Introduction d'une conférence donnée le 9 décembre 2017 à la HEAR Strasbourg, département didactique visuelle dans le cadre du cycle de conférences "Écrits féministes" sur une invitation de Sandra Chamaret.

 

 

Un jour ou l’autre, il faut s’immobiliser dans un lieu protégé et pouvoir laisser jaillir l’indomptable, pouvoir batailler avec ce mot,
ce mot-boulet.
Il y a des mots valises, des mots porte-bonheur et des mots explosifs.
Il y a des mots qui, à peine nés, ont déchaîné les foudres et les polémiques. Toutes les tentatives de définition, d’appropriation du mot « féminisme » n’ont jamais apaisé sa fougue. Plus les années déposent en strates des féminismes, plus l’histoire des féminismes s’écartèle.
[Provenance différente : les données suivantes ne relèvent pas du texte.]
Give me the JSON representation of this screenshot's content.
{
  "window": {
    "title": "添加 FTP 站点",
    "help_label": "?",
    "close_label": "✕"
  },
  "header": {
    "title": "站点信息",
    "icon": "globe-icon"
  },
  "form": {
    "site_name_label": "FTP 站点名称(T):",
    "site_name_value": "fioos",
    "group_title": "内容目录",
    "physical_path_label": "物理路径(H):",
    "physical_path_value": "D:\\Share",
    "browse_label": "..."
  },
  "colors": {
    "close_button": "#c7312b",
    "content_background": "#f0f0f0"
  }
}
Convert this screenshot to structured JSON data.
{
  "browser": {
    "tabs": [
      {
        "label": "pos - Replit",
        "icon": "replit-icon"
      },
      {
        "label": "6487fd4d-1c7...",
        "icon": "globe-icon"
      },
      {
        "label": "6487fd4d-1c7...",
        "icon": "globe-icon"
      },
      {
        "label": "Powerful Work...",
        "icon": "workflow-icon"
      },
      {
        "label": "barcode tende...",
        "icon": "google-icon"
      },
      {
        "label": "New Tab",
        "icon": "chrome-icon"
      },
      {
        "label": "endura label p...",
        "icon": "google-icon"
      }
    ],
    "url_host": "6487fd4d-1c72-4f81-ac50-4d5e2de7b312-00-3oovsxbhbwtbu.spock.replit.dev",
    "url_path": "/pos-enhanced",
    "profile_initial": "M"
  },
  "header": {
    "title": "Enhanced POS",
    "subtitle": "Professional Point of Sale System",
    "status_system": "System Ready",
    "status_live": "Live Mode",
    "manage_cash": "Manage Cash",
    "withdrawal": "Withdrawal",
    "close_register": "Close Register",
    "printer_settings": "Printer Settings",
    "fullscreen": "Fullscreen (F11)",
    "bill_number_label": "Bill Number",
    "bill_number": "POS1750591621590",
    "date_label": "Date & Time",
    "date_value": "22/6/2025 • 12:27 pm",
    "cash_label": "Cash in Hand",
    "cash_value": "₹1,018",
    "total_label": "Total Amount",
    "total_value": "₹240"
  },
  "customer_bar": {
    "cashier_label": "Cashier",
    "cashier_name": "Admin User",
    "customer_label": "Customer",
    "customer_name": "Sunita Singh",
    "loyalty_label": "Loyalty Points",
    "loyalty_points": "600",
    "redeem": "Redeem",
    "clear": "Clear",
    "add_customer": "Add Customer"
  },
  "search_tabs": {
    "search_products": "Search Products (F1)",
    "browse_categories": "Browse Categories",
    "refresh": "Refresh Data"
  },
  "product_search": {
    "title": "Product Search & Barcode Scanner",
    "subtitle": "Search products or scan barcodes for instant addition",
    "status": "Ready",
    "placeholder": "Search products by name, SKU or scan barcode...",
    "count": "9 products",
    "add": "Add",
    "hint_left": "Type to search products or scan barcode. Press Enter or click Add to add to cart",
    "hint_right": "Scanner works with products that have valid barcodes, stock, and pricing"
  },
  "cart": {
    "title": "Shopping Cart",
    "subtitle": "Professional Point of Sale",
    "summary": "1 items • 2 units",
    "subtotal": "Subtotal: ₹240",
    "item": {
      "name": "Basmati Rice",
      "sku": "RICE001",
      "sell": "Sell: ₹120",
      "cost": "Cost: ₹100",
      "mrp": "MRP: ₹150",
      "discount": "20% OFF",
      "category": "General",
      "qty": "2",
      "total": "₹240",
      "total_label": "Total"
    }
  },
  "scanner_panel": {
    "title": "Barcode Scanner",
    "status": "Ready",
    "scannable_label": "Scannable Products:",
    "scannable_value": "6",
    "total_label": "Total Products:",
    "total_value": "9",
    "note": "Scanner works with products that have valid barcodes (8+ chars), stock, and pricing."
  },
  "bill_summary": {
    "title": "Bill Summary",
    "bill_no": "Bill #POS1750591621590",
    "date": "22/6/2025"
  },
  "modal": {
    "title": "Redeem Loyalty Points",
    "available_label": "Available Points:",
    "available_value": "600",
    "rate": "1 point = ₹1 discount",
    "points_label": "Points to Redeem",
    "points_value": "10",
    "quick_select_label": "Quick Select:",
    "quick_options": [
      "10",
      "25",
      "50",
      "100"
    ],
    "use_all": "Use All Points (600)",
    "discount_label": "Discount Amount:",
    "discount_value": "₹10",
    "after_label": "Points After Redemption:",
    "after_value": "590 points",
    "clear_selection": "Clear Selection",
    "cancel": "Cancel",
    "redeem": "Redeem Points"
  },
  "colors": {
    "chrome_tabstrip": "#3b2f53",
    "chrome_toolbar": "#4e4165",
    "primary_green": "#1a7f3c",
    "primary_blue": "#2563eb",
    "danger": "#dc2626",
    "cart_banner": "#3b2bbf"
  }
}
Le mot entraîne un sur-régime.
À lire les derniers essais de théoriciennes féministes 1, on suit la tentative (impossible) de certaines d’entres elles d’essayer de mettre à plat les concepts, les mouvances au sein du féminisme. (Si vous débutez et que vous voulez avoir une vision panoramique, vous pouvez débuter par la bande dessinée : Le féminisme, La petite Bédéthèque des savoirs, Tome 11. Texte Anne Charlotte Husson. Dessin : Thomas Mathieu. Et Comprendre le féminisme par Marie-Hélène Bourcier (texte) et Aleksi Cavaillez, Max Milo, Essai graphique, 2012). Rien ne calmera ce mot : autant profiter de son bouillonnement continuel, contre vents et marées.
En 2017, on caractérise le féminisme par des vagues, nous en serions à la troisième.
Les vagues féministes - rageuses, berçantes, déstabilisantes, à peine perceptibles- n’ont pas assez déferlé, à découvert, sur le design graphique.
Les troubles conceptuels et comportementaux, ces fissures intimes que provoquent les lectures/mots féministes  sont tout aussi essentiels que précieux (dorénavant, quasi des « éveils » classiques). Ils demeurent notamment pour tous les étudiants (genre universel), des étapes dans leur parcours, des étapes de (dé)construction. Comme des pavés irréguliers, préfigurant les décalages créés par le temps, ils provoquent des déplacements. Les tempêtes féministes sont des expérimentations qu’il faut acquérir par soi-même. (N’espérez pas que le mot disparaisse : c’est une épreuve initiatique).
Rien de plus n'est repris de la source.